On Wednesday, Groq said it entered a non-exclusive licensing agreement with Nvidia for its inference technology. Under the agreement, Groq’s Founder Jonathan Ross, President Sunny Madra and other members of the Groq team will join Nvidia to help advance and scale the licensed technology. Reportedly, Nvidia is acquiring assets from Groq for $20B.
Cantor said Nvidia remains a top pick and reiterated its Overweight rating and $300 price target on the stock.
“On Christmas Eve, Nvidia announced the acquisition of Groq IP and talent for $20B (think “acqui-hire”). At a high level, we view this acquisition as offering both offense and defense. On the offense side, we know Nvidia has been working with Groq for specific inference acceleration.
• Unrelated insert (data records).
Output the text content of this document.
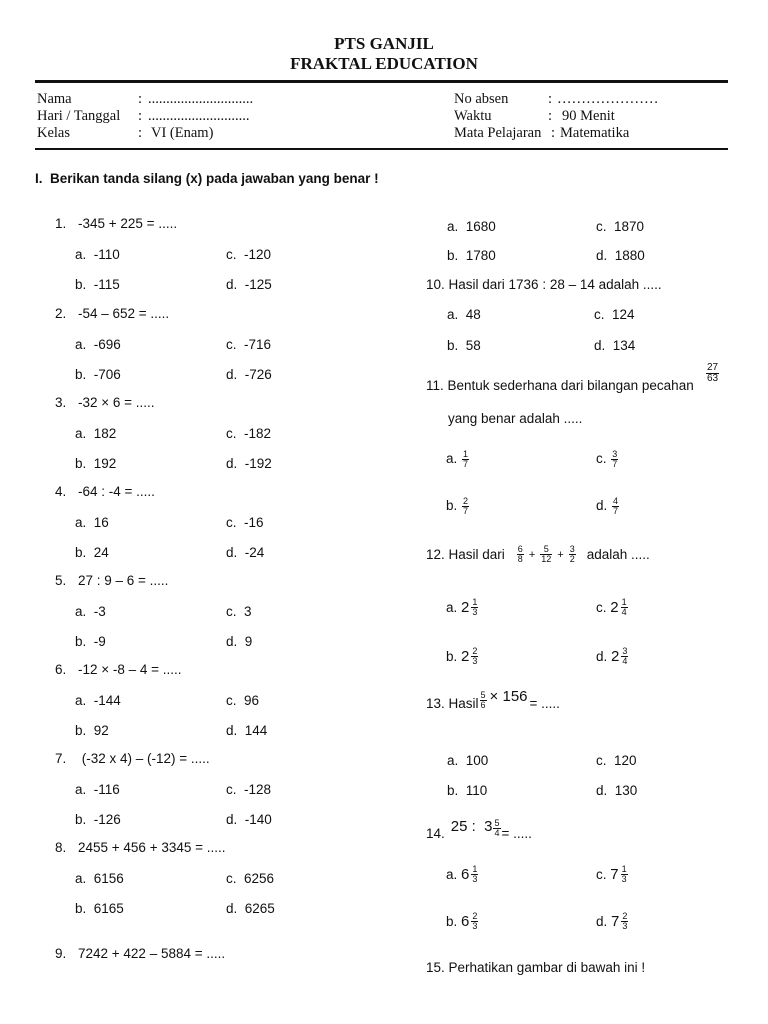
PTS GANJIL
FRAKTAL EDUCATION
Nama	: .............................
Hari / Tanggal : ............................
Kelas	: VI (Enam)
No absen	: …………………
Waktu	: 90 Menit
Mata Pelajaran : Matematika
I.  Berikan tanda silang (x) pada jawaban yang benar !
1. -345 + 225 = .....
a.  -110	c.  -120
b.  -115	d.  -125
2. -54 – 652 = .....
a.  -696	c.  -716
b.  -706	d.  -726
3. -32 × 6 = .....
a.  182	c.  -182
b.  192	d.  -192
4. -64 : -4 = .....
a.  16	c.  -16
b.  24	d.  -24
5. 27 : 9 – 6 = .....
a.  -3	c.  3
b.  -9	d.  9
6. -12 × -8 – 4 = .....
a.  -144	c.  96
b.  92	d.  144
7. (-32 x 4) – (-12) = .....
a.  -116	c.  -128
b.  -126	d.  -140
8. 2455 + 456 + 3345 = .....
a.  6156	c.  6256
b.  6165	d.  6265
9. 7242 + 422 – 5884 = .....
a.  1680	c.  1870
b.  1780	d.  1880
10. Hasil dari 1736 : 28 – 14 adalah .....
a.  48	c.  124
b.  58	d.  134
11. Bentuk sederhana dari bilangan pecahan
$\frac{27}{63}$
yang benar adalah .....
a. $\frac{1}{7}$	c. $\frac{3}{7}$
b. $\frac{2}{7}$	d. $\frac{4}{7}$
12. Hasil dari $\frac{6}{8} + \frac{5}{12} + \frac{3}{2}$ adalah .....
a. $2 \frac{1}{3}$	c. $2 \frac{1}{4}$
b. $2 \frac{2}{3}$	d. $2 \frac{3}{4}$
13. Hasil $\frac{5}{6} \times 156$ = .....
a.  100	c.  120
b.  110	d.  130
14. 25 :  $3 \frac{5}{4}$ = .....
a. $6 \frac{1}{3}$	c. $7 \frac{1}{3}$
b. $6 \frac{2}{3}$	d. $7 \frac{2}{3}$
15. Perhatikan gambar di bawah ini !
We suspect Nvidia saw real opportunities and decided it would be better for Groq to be inside Nvidia vs. external partners,” said analysts led by C.J. Muse.
The analysts also highlighted strong talent acquisition (including Groq’s CEO who was formerly a key developer of Google’s (GOOG) (GOOGL) tensor processing unit, or TPU).
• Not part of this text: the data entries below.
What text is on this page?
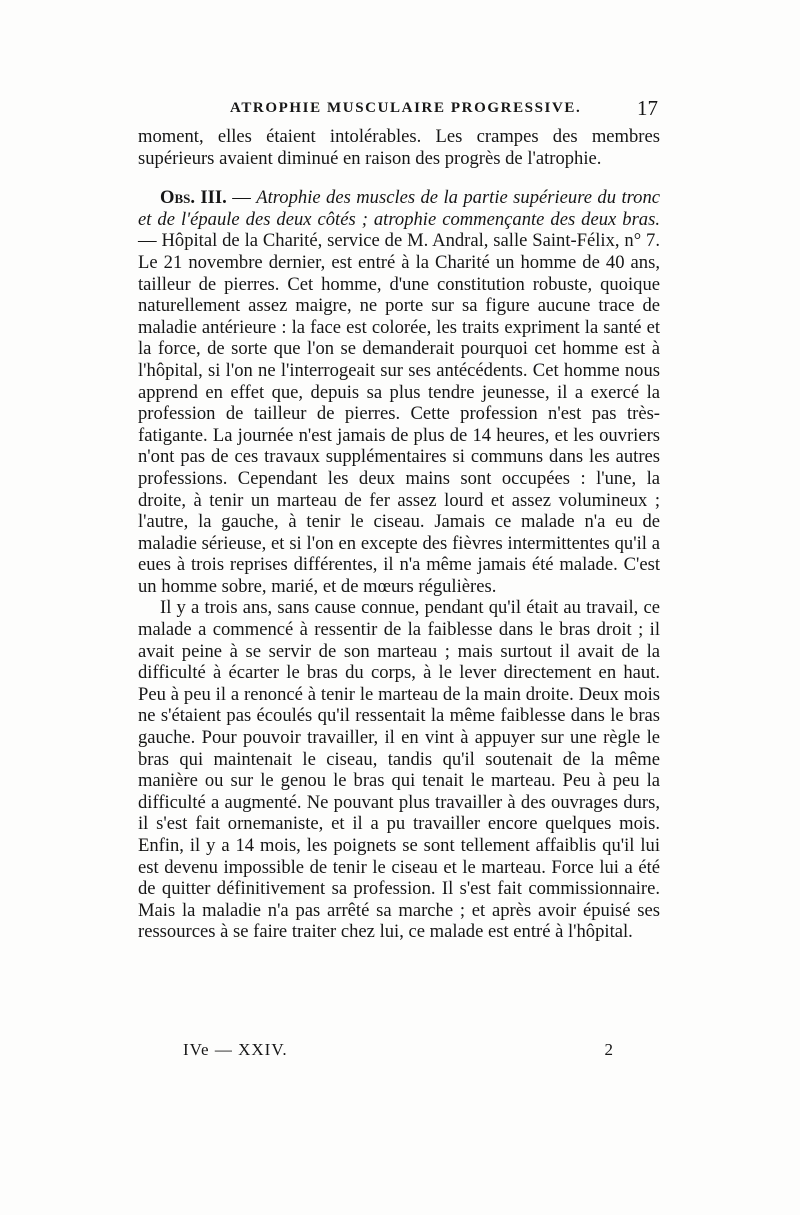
ATROPHIE MUSCULAIRE PROGRESSIVE.	17

moment, elles étaient intolérables. Les crampes des membres supérieurs avaient diminué en raison des progrès de l'atrophie.

Obs. III. — Atrophie des muscles de la partie supérieure du tronc et de l'épaule des deux côtés ; atrophie commençante des deux bras. — Hôpital de la Charité, service de M. Andral, salle Saint-Félix, n° 7. Le 21 novembre dernier, est entré à la Charité un homme de 40 ans, tailleur de pierres. Cet homme, d'une constitution robuste, quoique naturellement assez maigre, ne porte sur sa figure aucune trace de maladie antérieure : la face est colorée, les traits expriment la santé et la force, de sorte que l'on se demanderait pourquoi cet homme est à l'hôpital, si l'on ne l'interrogeait sur ses antécédents. Cet homme nous apprend en effet que, depuis sa plus tendre jeunesse, il a exercé la profession de tailleur de pierres. Cette profession n'est pas très-fatigante. La journée n'est jamais de plus de 14 heures, et les ouvriers n'ont pas de ces travaux supplémentaires si communs dans les autres professions. Cependant les deux mains sont occupées : l'une, la droite, à tenir un marteau de fer assez lourd et assez volumineux ; l'autre, la gauche, à tenir le ciseau. Jamais ce malade n'a eu de maladie sérieuse, et si l'on en excepte des fièvres intermittentes qu'il a eues à trois reprises différentes, il n'a même jamais été malade. C'est un homme sobre, marié, et de mœurs régulières.

Il y a trois ans, sans cause connue, pendant qu'il était au travail, ce malade a commencé à ressentir de la faiblesse dans le bras droit ; il avait peine à se servir de son marteau ; mais surtout il avait de la difficulté à écarter le bras du corps, à le lever directement en haut. Peu à peu il a renoncé à tenir le marteau de la main droite. Deux mois ne s'étaient pas écoulés qu'il ressentait la même faiblesse dans le bras gauche. Pour pouvoir travailler, il en vint à appuyer sur une règle le bras qui maintenait le ciseau, tandis qu'il soutenait de la même manière ou sur le genou le bras qui tenait le marteau. Peu à peu la difficulté a augmenté. Ne pouvant plus travailler à des ouvrages durs, il s'est fait ornemaniste, et il a pu travailler encore quelques mois. Enfin, il y a 14 mois, les poignets se sont tellement affaiblis qu'il lui est devenu impossible de tenir le ciseau et le marteau. Force lui a été de quitter définitivement sa profession. Il s'est fait commissionnaire. Mais la maladie n'a pas arrêté sa marche ; et après avoir épuisé ses ressources à se faire traiter chez lui, ce malade est entré à l'hôpital.

IVe — XXIV.	2
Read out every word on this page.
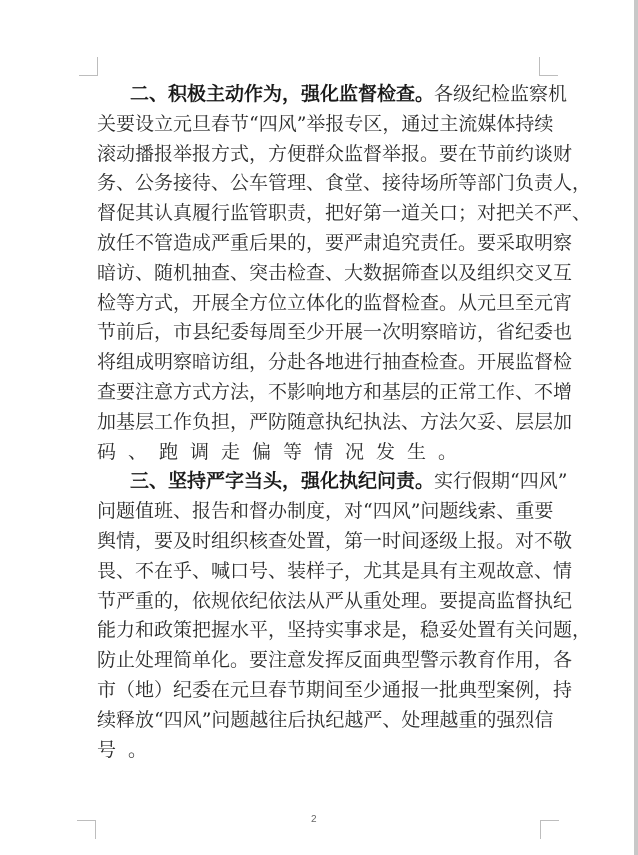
二、积极主动作为，强化监督检查。各级纪检监察机
关要设立元旦春节“四风”举报专区，通过主流媒体持续
滚动播报举报方式，方便群众监督举报。要在节前约谈财
务、公务接待、公车管理、食堂、接待场所等部门负责人，
督促其认真履行监管职责，把好第一道关口；对把关不严、
放任不管造成严重后果的，要严肃追究责任。要采取明察
暗访、随机抽查、突击检查、大数据筛查以及组织交叉互
检等方式，开展全方位立体化的监督检查。从元旦至元宵
节前后，市县纪委每周至少开展一次明察暗访，省纪委也
将组成明察暗访组，分赴各地进行抽查检查。开展监督检
查要注意方式方法，不影响地方和基层的正常工作、不增
加基层工作负担，严防随意执纪执法、方法欠妥、层层加
码、跑调走偏等情况发生。
三、坚持严字当头，强化执纪问责。实行假期“四风”
问题值班、报告和督办制度，对“四风”问题线索、重要
舆情，要及时组织核查处置，第一时间逐级上报。对不敬
畏、不在乎、喊口号、装样子，尤其是具有主观故意、情
节严重的，依规依纪依法从严从重处理。要提高监督执纪
能力和政策把握水平，坚持实事求是，稳妥处置有关问题，
防止处理简单化。要注意发挥反面典型警示教育作用，各
市（地）纪委在元旦春节期间至少通报一批典型案例，持
续释放“四风”问题越往后执纪越严、处理越重的强烈信
号。
2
For defense, the analysts said that Nvidia dominates AI training and time-based inference, and with Groq’s low-latency, energy-efficient inference, this offering inside Nvidia’s full system stack solution (and likely eventually CUDA compatible) will enable a greater share of the inference market, particularly for the next leg of the AI infrastructure build out — real time workloads like robotics and autonomy.
“Put together, we think this acquisition only enhances Nvidia’s full system stack and overall leadership in the AI market (and only widens its competitive moat),” said Muse and his team.
BofA Securities kept its Buy rating and $275 price target on Nvidia’s stock.
Analysts led by Vivek Arya said the Groq deal is surprising and expensive but strategic.
The analysts said key takeaways are — It was a surprise news, right before Christmas, and involves a different kind of hardware called language processing unit, or LPU versus Nvidia’s well-regarded graphics processing unit, or GPU, expertise/focus; and implies Nvidia’s recognition that while GPU dominated Al training, the rapid shift towards inference could require more specialized chips.
Another takeaway is that different hardware adds complication around future GPU/LPU roadmap and pricing, but would enable Nvidia to use its balance sheet and platform incumbency to add more customer choice and conceptually address competitive threats from Groq and other specialized application specific integrated circuits, or ASIC, chips.
The analysts noted that some questions remain, but potential deal is positive in the long term.
“Longer-term we think the potential Grog deal could be strategic, similar to NVDA’s Apr’20 Mellanox acquisition that is now the foundation of NVDA’s networking/Al scaling moat,” said Arya and his team.